Lakshmi Supriya, Division de l’appui à la technologie et à l’innovation, OMPI
Lorsqu’une équipe de l’Agence nationale pour l’innovation (NIA) de Sri Lanka a demandé à la section de l’OMPI chargée de l’analyse des brevets comment procéder pour valoriser les riches ressources naturelles du pays et ainsi stimuler son économie, nous avons décidé de nous plonger dans les données sur les brevets. En soi, cela n’avait rien d’inhabituel puisque nous nous penchons régulièrement sur les tendances en matière d’innovation de cette manière, mais ce que nous recherchions cette fois-ci était assez différent.

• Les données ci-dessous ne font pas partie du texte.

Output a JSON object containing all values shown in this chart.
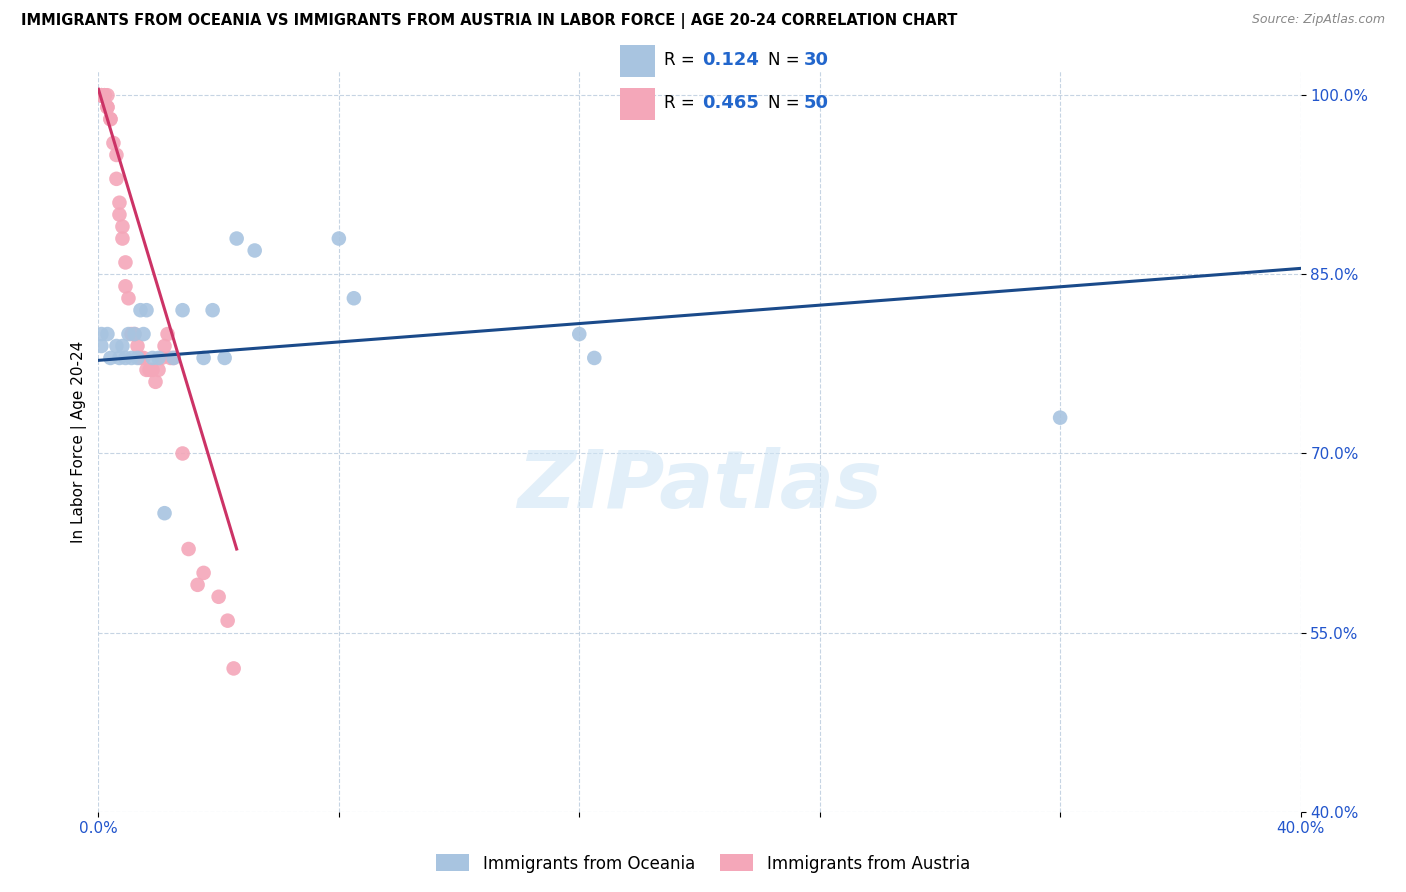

Les demandes de brevet contiennent un grand nombre d’informations sur les déposants, la date et le lieu du dépôt de la demande et l’identité des inventeurs, entre autres. L’analyse de ces informations peut donner des indications utiles, notamment sur l’état général de la technique dans un domaine technologique donné, sur la façon dont le nombre de demandes évolue au fil des ans et sur les hauts lieux de l’innovation. En découpant les données sur les brevets de différentes manières, il est également possible de trouver des domaines où l’activité en matière de brevets est plus faible : l’“espace vide”. C’est là que se trouve au moins une partie de la réponse à la question posée par l’équipe de la NIA.

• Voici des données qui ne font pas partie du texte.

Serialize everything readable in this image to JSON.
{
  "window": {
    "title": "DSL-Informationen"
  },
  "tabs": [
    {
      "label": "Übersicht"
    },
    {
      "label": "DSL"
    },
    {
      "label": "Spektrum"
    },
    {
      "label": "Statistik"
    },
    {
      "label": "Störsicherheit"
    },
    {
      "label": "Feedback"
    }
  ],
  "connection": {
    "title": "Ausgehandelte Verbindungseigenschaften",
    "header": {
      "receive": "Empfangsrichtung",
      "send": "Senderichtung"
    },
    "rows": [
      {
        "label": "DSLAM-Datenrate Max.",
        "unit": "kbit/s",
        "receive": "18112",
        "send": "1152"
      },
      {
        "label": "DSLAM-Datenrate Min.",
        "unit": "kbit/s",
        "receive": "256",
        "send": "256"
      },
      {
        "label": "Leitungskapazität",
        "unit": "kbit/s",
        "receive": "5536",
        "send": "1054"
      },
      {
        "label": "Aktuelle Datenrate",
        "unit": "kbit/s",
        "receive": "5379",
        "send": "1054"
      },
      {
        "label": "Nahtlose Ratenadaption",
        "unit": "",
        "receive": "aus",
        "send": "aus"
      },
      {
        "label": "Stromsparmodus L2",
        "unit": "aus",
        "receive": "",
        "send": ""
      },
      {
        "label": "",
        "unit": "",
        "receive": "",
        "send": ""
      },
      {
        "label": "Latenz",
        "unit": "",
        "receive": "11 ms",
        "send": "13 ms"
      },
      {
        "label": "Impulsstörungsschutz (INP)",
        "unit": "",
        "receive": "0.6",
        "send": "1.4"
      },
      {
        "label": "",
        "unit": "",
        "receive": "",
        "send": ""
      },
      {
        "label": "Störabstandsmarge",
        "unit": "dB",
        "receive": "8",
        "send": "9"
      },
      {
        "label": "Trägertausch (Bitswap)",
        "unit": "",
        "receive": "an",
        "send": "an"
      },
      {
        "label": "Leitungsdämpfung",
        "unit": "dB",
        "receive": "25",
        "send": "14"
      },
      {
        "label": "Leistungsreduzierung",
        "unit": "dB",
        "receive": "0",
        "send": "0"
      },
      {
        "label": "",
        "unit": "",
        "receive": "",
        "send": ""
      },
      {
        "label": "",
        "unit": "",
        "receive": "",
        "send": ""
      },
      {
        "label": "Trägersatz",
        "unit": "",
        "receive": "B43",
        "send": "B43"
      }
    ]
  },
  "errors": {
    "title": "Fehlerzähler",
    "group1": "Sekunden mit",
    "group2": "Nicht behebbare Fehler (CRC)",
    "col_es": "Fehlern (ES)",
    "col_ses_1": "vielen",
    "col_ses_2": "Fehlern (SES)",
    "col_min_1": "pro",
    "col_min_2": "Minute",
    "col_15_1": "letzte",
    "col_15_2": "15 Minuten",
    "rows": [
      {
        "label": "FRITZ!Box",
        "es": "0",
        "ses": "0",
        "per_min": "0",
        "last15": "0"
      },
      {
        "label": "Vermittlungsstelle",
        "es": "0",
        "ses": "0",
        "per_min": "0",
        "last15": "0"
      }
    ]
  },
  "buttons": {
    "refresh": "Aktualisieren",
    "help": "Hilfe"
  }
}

“Sri Lanka est très riche en minéraux, explique Vindya Wijesinghe, responsable principale de l’innovation à la NIA, et possède le graphite le plus pur au monde. On l’appelle l’or noir. Le problème, note-t-elle, tient à ce que "nous n’avons exporté la majeure partie de ces minéraux que sous forme de matières premières”. La simple exportation du minerai n’est pas aussi rentable que sa transformation en produits utiles et leur vente. Mais quels produits? La réponse n’est pas simple. Nous avons décidé d’examiner de plus près les brevets liés au graphite, dans l’optique de recenser les domaines technologiques qui n’étaient pas encore saturés de dépôts de demandes de brevet.
Lorsqu’un grand nombre de brevets ont été délivrés dans un domaine technologique, cela signifie qu’une grande partie de l’innovation révolutionnaire a déjà été réalisée. Dans ce cas, toute innovation sera probablement cumulative, ce qui laisse peu de place à l’acquisition de la propriété intellectuelle. En outre, de nombreuses technologies fondamentales peuvent avoir été brevetées. Par conséquent, toute personne souhaitant les utiliser devra peut-être déployer beaucoup d’efforts pour obtenir les droits nécessaires afin d’éviter toute utilisation de ces inventions accidentelle ou contraire aux droits.

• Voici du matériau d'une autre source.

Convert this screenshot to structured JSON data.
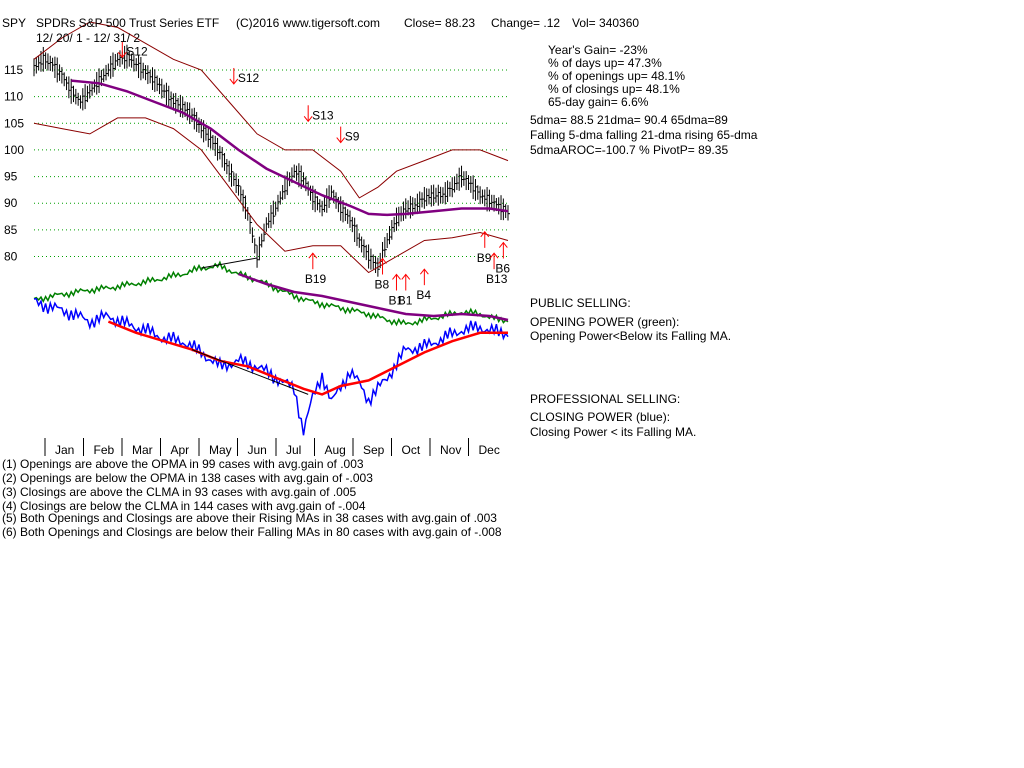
{
  "header": {
    "symbol": "SPY",
    "title": "SPDRs S&P 500 Trust Series ETF",
    "copyright": "(C)2016 www.tigersoft.com",
    "close": "Close=  88.23",
    "change": "Change= .12",
    "vol": "Vol= 340360",
    "date_range": "12/ 20/ 1 -  12/ 31/ 2"
  },
  "stats": [
    "Year's Gain= -23%",
    "% of days up= 47.3%",
    "% of openings up= 48.1%",
    "% of closings up= 48.1%",
    "65-day gain= 6.6%"
  ],
  "ma_info": [
    "5dma= 88.5  21dma= 90.4  65dma=89",
    "Falling 5-dma  falling 21-dma  rising 65-dma",
    "5dmaAROC=-100.7 %  PivotP= 89.35"
  ],
  "public_panel": {
    "title": "PUBLIC SELLING:",
    "subtitle": "OPENING POWER (green):",
    "note": "Opening Power<Below its Falling MA."
  },
  "pro_panel": {
    "title": "PROFESSIONAL SELLING:",
    "subtitle": "CLOSING POWER (blue):",
    "note": "Closing Power < its Falling MA."
  },
  "footer_lines": [
    "(1) Openings are above the OPMA in  99 cases with avg.gain of  .003",
    "(2) Openings are below the OPMA in  138 cases with avg.gain of -.003",
    "(3) Closings are above the CLMA in  93 cases with avg.gain of  .005",
    "(4) Closings are below the CLMA in  144 cases with avg.gain of -.004",
    "(5) Both Openings and Closings are above their Rising MAs in  38 cases with avg.gain of  .003",
    "(6) Both Openings and Closings are below their Falling MAs in  80 cases with avg.gain of -.008"
  ],
  "colors": {
    "price_bar": "#000000",
    "band": "#8b0000",
    "ma65": "#800080",
    "opening_power": "#008000",
    "closing_power": "#0000ff",
    "cp_ma": "#ff0000",
    "grid": "#00a000",
    "signal": "#ff0000"
  },
  "chart_data": {
    "type": "line",
    "price_axis": {
      "ylim": [
        75,
        118
      ],
      "ticks": [
        80,
        85,
        90,
        95,
        100,
        105,
        110,
        115
      ]
    },
    "months": [
      "Jan",
      "Feb",
      "Mar",
      "Apr",
      "May",
      "Jun",
      "Jul",
      "Aug",
      "Sep",
      "Oct",
      "Nov",
      "Dec"
    ],
    "price_close": [
      [
        0,
        115.5
      ],
      [
        2,
        117
      ],
      [
        4,
        116
      ],
      [
        6,
        114
      ],
      [
        8,
        111
      ],
      [
        10,
        109
      ],
      [
        12,
        111
      ],
      [
        14,
        113
      ],
      [
        16,
        115
      ],
      [
        18,
        117
      ],
      [
        20,
        117.5
      ],
      [
        22,
        116
      ],
      [
        24,
        114.5
      ],
      [
        26,
        113
      ],
      [
        28,
        111
      ],
      [
        30,
        109
      ],
      [
        32,
        108
      ],
      [
        34,
        106.5
      ],
      [
        36,
        104
      ],
      [
        38,
        102
      ],
      [
        40,
        99.5
      ],
      [
        42,
        96
      ],
      [
        44,
        93
      ],
      [
        46,
        88
      ],
      [
        48,
        80
      ],
      [
        50,
        86
      ],
      [
        52,
        89
      ],
      [
        54,
        93
      ],
      [
        56,
        96
      ],
      [
        58,
        94.5
      ],
      [
        60,
        91
      ],
      [
        62,
        89
      ],
      [
        64,
        92
      ],
      [
        66,
        89
      ],
      [
        68,
        87
      ],
      [
        70,
        83
      ],
      [
        72,
        80
      ],
      [
        74,
        78
      ],
      [
        76,
        83
      ],
      [
        78,
        87
      ],
      [
        80,
        89
      ],
      [
        82,
        89.5
      ],
      [
        84,
        91
      ],
      [
        86,
        91.5
      ],
      [
        88,
        91.5
      ],
      [
        90,
        93
      ],
      [
        92,
        95
      ],
      [
        94,
        93.5
      ],
      [
        96,
        91.5
      ],
      [
        98,
        90.5
      ],
      [
        100,
        89.5
      ],
      [
        102,
        88.2
      ]
    ],
    "ma65": [
      [
        8,
        113
      ],
      [
        14,
        112.5
      ],
      [
        20,
        111
      ],
      [
        26,
        109
      ],
      [
        32,
        107
      ],
      [
        38,
        104
      ],
      [
        44,
        100
      ],
      [
        50,
        96.5
      ],
      [
        56,
        94
      ],
      [
        62,
        91.5
      ],
      [
        68,
        89.5
      ],
      [
        72,
        88
      ],
      [
        76,
        87.8
      ],
      [
        80,
        88
      ],
      [
        86,
        88.5
      ],
      [
        92,
        89
      ],
      [
        98,
        89
      ],
      [
        102,
        88.5
      ]
    ],
    "upper_band": [
      [
        0,
        117
      ],
      [
        6,
        121
      ],
      [
        12,
        124
      ],
      [
        18,
        123
      ],
      [
        24,
        120
      ],
      [
        30,
        117
      ],
      [
        36,
        115
      ],
      [
        42,
        109
      ],
      [
        48,
        103
      ],
      [
        54,
        100
      ],
      [
        60,
        100
      ],
      [
        66,
        96
      ],
      [
        70,
        91
      ],
      [
        74,
        93
      ],
      [
        78,
        96
      ],
      [
        84,
        98
      ],
      [
        90,
        100
      ],
      [
        96,
        100
      ],
      [
        102,
        98
      ]
    ],
    "lower_band": [
      [
        0,
        105
      ],
      [
        6,
        104
      ],
      [
        12,
        103
      ],
      [
        18,
        106
      ],
      [
        24,
        106
      ],
      [
        30,
        104
      ],
      [
        36,
        100
      ],
      [
        42,
        93
      ],
      [
        48,
        86
      ],
      [
        54,
        81
      ],
      [
        60,
        82
      ],
      [
        66,
        82
      ],
      [
        72,
        77
      ],
      [
        78,
        80
      ],
      [
        84,
        83
      ],
      [
        90,
        83.5
      ],
      [
        96,
        84.5
      ],
      [
        102,
        83
      ]
    ],
    "signals": [
      {
        "label": "S12",
        "x": 19,
        "price": 117,
        "dir": "down"
      },
      {
        "label": "S12",
        "x": 43,
        "price": 112,
        "dir": "down"
      },
      {
        "label": "S13",
        "x": 59,
        "price": 105,
        "dir": "down"
      },
      {
        "label": "S9",
        "x": 66,
        "price": 101,
        "dir": "down"
      },
      {
        "label": "B19",
        "x": 60,
        "price": 81,
        "dir": "up"
      },
      {
        "label": "B8",
        "x": 75,
        "price": 80,
        "dir": "up"
      },
      {
        "label": "B1",
        "x": 78,
        "price": 77,
        "dir": "up"
      },
      {
        "label": "B1",
        "x": 80,
        "price": 77,
        "dir": "up"
      },
      {
        "label": "B4",
        "x": 84,
        "price": 78,
        "dir": "up"
      },
      {
        "label": "B9",
        "x": 97,
        "price": 85,
        "dir": "up"
      },
      {
        "label": "B13",
        "x": 99,
        "price": 81,
        "dir": "up"
      },
      {
        "label": "B6",
        "x": 101,
        "price": 83,
        "dir": "up"
      }
    ],
    "opening_power": [
      [
        0,
        -2
      ],
      [
        4,
        0
      ],
      [
        8,
        1.5
      ],
      [
        12,
        3
      ],
      [
        16,
        4
      ],
      [
        20,
        5.5
      ],
      [
        24,
        7
      ],
      [
        28,
        9
      ],
      [
        32,
        11
      ],
      [
        36,
        14
      ],
      [
        40,
        15
      ],
      [
        44,
        11
      ],
      [
        48,
        8
      ],
      [
        52,
        4
      ],
      [
        56,
        0
      ],
      [
        60,
        -3
      ],
      [
        64,
        -5
      ],
      [
        68,
        -7
      ],
      [
        72,
        -9
      ],
      [
        76,
        -12
      ],
      [
        80,
        -14
      ],
      [
        84,
        -12
      ],
      [
        88,
        -10
      ],
      [
        92,
        -8
      ],
      [
        96,
        -9
      ],
      [
        100,
        -12
      ],
      [
        102,
        -12
      ]
    ],
    "opening_power_ma": [
      [
        44,
        11
      ],
      [
        50,
        6
      ],
      [
        56,
        2
      ],
      [
        62,
        0
      ],
      [
        68,
        -3
      ],
      [
        74,
        -6
      ],
      [
        80,
        -9
      ],
      [
        86,
        -10
      ],
      [
        92,
        -9
      ],
      [
        98,
        -10
      ],
      [
        102,
        -12
      ]
    ],
    "closing_power": [
      [
        0,
        10
      ],
      [
        4,
        8
      ],
      [
        8,
        6
      ],
      [
        12,
        3
      ],
      [
        16,
        5
      ],
      [
        20,
        2
      ],
      [
        24,
        0
      ],
      [
        28,
        -3
      ],
      [
        32,
        -4
      ],
      [
        36,
        -8
      ],
      [
        40,
        -13
      ],
      [
        44,
        -11
      ],
      [
        48,
        -13
      ],
      [
        52,
        -17
      ],
      [
        56,
        -21
      ],
      [
        58,
        -36
      ],
      [
        60,
        -24
      ],
      [
        62,
        -16
      ],
      [
        64,
        -26
      ],
      [
        66,
        -20
      ],
      [
        68,
        -15
      ],
      [
        70,
        -19
      ],
      [
        72,
        -25
      ],
      [
        74,
        -21
      ],
      [
        76,
        -17
      ],
      [
        80,
        -7
      ],
      [
        84,
        -6
      ],
      [
        88,
        -3
      ],
      [
        92,
        0
      ],
      [
        96,
        1
      ],
      [
        100,
        -1
      ],
      [
        102,
        -1
      ]
    ],
    "closing_power_ma": [
      [
        16,
        3
      ],
      [
        22,
        -1
      ],
      [
        28,
        -4
      ],
      [
        34,
        -7
      ],
      [
        40,
        -11
      ],
      [
        46,
        -13
      ],
      [
        52,
        -17
      ],
      [
        58,
        -21
      ],
      [
        62,
        -23
      ],
      [
        66,
        -20
      ],
      [
        72,
        -18
      ],
      [
        78,
        -13
      ],
      [
        84,
        -8
      ],
      [
        90,
        -4
      ],
      [
        96,
        -1
      ],
      [
        102,
        -1
      ]
    ]
  }
}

L’un des moyens de contourner ces difficultés consiste à mettre au jour des technologies qui ne sont pas bien protégées par des brevets.
Pour y parvenir à partir des données sur les brevets, nous avons dressé une liste, en classant les produits à base de graphite et leurs applications à la lumière de lectures, d’entretiens avec des spécialistes et de nos propres connaissances techniques. Nous avons ensuite compté le nombre de demandes de brevet dans chacune de ces catégories pour mesurer l’intensité de l’innovation. Nous avons également noté l’année de dépôt des demandes afin de mesurer ce que nous appelons la “récence”. Plus l’indice de récence est élevé, plus les brevets sont récents. La représentation graphique de l’intensité de l’innovation en fonction de la récence pour chacune des catégories nous donne une idée de la présence d’espaces vides.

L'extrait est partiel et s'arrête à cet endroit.